# Training and deploying a tabular model using Vertex AutoML - Part 2.

![Training pipeline](../images/automl.png)

## Import the required packages

In [11]:
import os
import pprint
import pandas as pd
import time

import matplotlib.pyplot as plt

from google.cloud import aiplatform as vertex_ai
from google.cloud.aiplatform_v1beta1 import types
from google.cloud import bigquery
from google.cloud import exceptions

## Configure GCP settings

*Before running the notebook make sure to follow the repo's README file to install the pre-requisites and configure GCP authentication.*

In [13]:
PREFIX = 'jk1'

shell_output=!gcloud config list --format 'value(core.project)' 2>/dev/null
PROJECT = shell_output[0]
print("Project ID: ", PROJECT)

Project ID:  jk-vertex-workshop


In [14]:
REGION = 'us-central1'
STAGING_BUCKET = f'gs://{PREFIX}-bucket'
VERTEX_SA = f'training-sa@{PROJECT}.iam.gserviceaccount.com'
BQ_DATASET_NAME = f'{PREFIX}_dataset' 
BQ_TABLE_NAME = 'features'
BQ_LOCATION = 'US'

INFO:google.cloud.aiplatform.training_jobs:AutoMLTabularTrainingJob projects/910094146258/locations/us-central1/trainingPipelines/3144466915997515776 current state:
PipelineState.PIPELINE_STATE_RUNNING


## Creating a tabular dataset in Vertex

### Initialize Vertex AI SDK

In [8]:
vertex_ai.init(
    project=PROJECT,
    location=REGION,
    staging_bucket=STAGING_BUCKET
)

### Create a dataset and import data

In [9]:
display_name = f'{PREFIX} Chicago taxi trips'
bq_source_uri = f'bq://{PROJECT}.{BQ_DATASET_NAME}.{BQ_TABLE_NAME}'

filter = f'display_name="{display_name}"'

dataset = vertex_ai.TabularDataset.list(filter=filter)
if not dataset:
    print("Creating a new dataset.")
    dataset = vertex_ai.TabularDataset.create(
        display_name=display_name, bq_source=bq_source_uri,
    )

    dataset.wait()
else:
    print("Using existing dataset: ", dataset[0].resource_name)
    dataset = vertex_ai.TabularDataset(dataset_name=dataset[0].resource_name)

Creating a new dataset.
INFO:google.cloud.aiplatform.datasets.dataset:Creating TabularDataset
INFO:google.cloud.aiplatform.datasets.dataset:Create TabularDataset backing LRO: projects/910094146258/locations/us-central1/datasets/4162953332899446784/operations/157533902859141120
INFO:google.cloud.aiplatform.datasets.dataset:TabularDataset created.
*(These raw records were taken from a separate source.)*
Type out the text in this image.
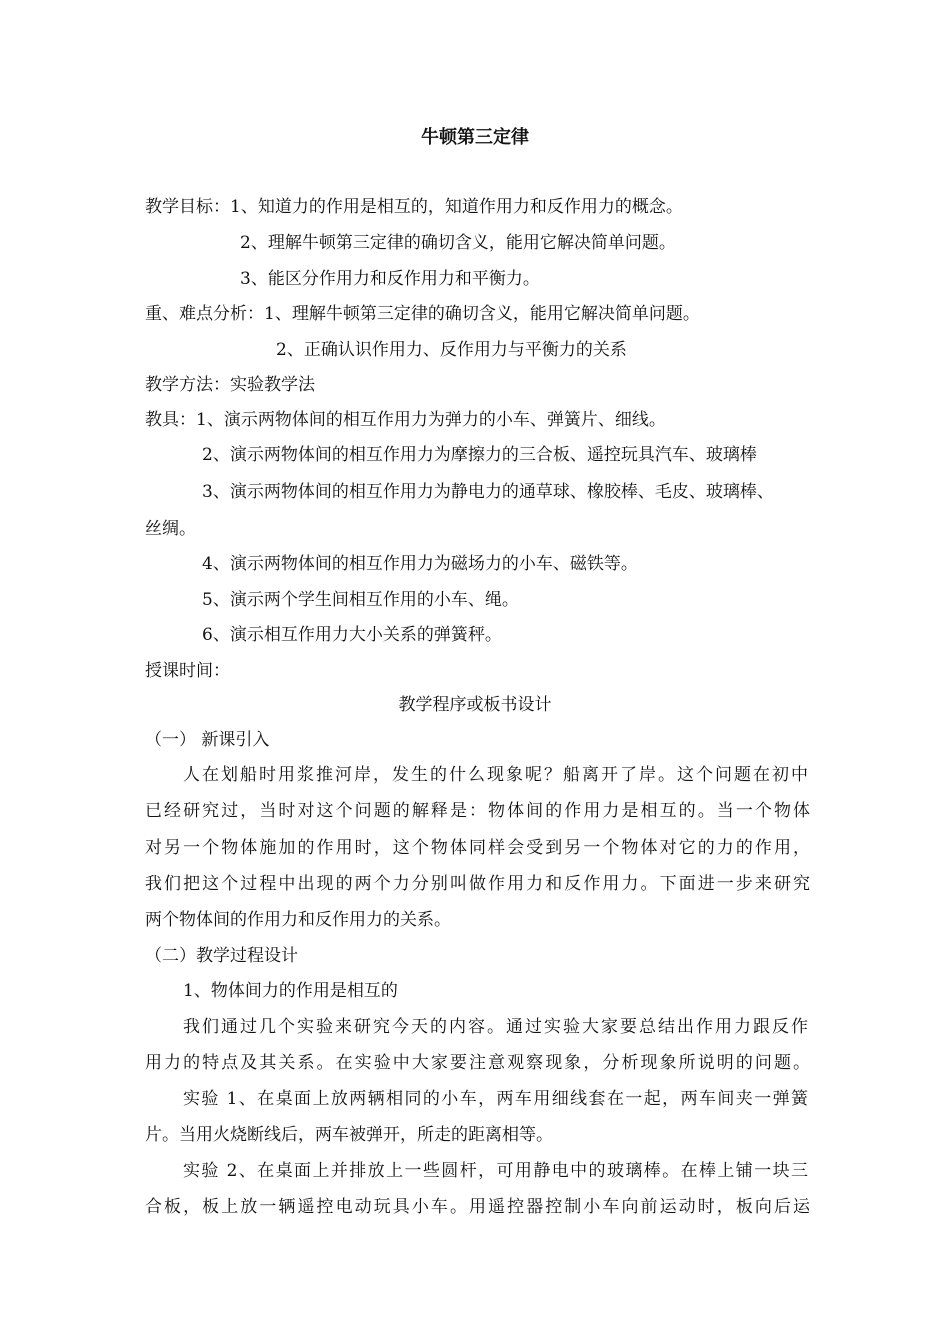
牛顿第三定律
教学目标：1、知道力的作用是相互的，知道作用力和反作用力的概念。
2、理解牛顿第三定律的确切含义，能用它解决简单问题。
3、能区分作用力和反作用力和平衡力。
重、难点分析：1、理解牛顿第三定律的确切含义，能用它解决简单问题。
2、正确认识作用力、反作用力与平衡力的关系
教学方法：实验教学法
教具：1、演示两物体间的相互作用力为弹力的小车、弹簧片、细线。
2、演示两物体间的相互作用力为摩擦力的三合板、遥控玩具汽车、玻璃棒
3、演示两物体间的相互作用力为静电力的通草球、橡胶棒、毛皮、玻璃棒、
丝绸。
4、演示两物体间的相互作用力为磁场力的小车、磁铁等。
5、演示两个学生间相互作用的小车、绳。
6、演示相互作用力大小关系的弹簧秤。
授课时间：
教学程序或板书设计
（一） 新课引入
人在划船时用浆推河岸，发生的什么现象呢？船离开了岸。这个问题在初中
已经研究过，当时对这个问题的解释是：物体间的作用力是相互的。当一个物体
对另一个物体施加的作用时，这个物体同样会受到另一个物体对它的力的作用，
我们把这个过程中出现的两个力分别叫做作用力和反作用力。下面进一步来研究
两个物体间的作用力和反作用力的关系。
（二）教学过程设计
1、物体间力的作用是相互的
我们通过几个实验来研究今天的内容。通过实验大家要总结出作用力跟反作
用力的特点及其关系。在实验中大家要注意观察现象，分析现象所说明的问题。
实验 1、在桌面上放两辆相同的小车，两车用细线套在一起，两车间夹一弹簧
片。当用火烧断线后，两车被弹开，所走的距离相等。
实验 2、在桌面上并排放上一些圆杆，可用静电中的玻璃棒。在棒上铺一块三
合板，板上放一辆遥控电动玩具小车。用遥控器控制小车向前运动时，板向后运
Resource name: projects/910094146258/locations/us-central1/datasets/4162953332899446784
INFO:google.cloud.aiplatform.datasets.dataset:To use this TabularDataset in another session:
INFO:google.cloud.aiplatform.datasets.dataset:ds = aiplatform.TabularDataset('projects/910094146258/locations/us-central1/datasets/4162953332899446784')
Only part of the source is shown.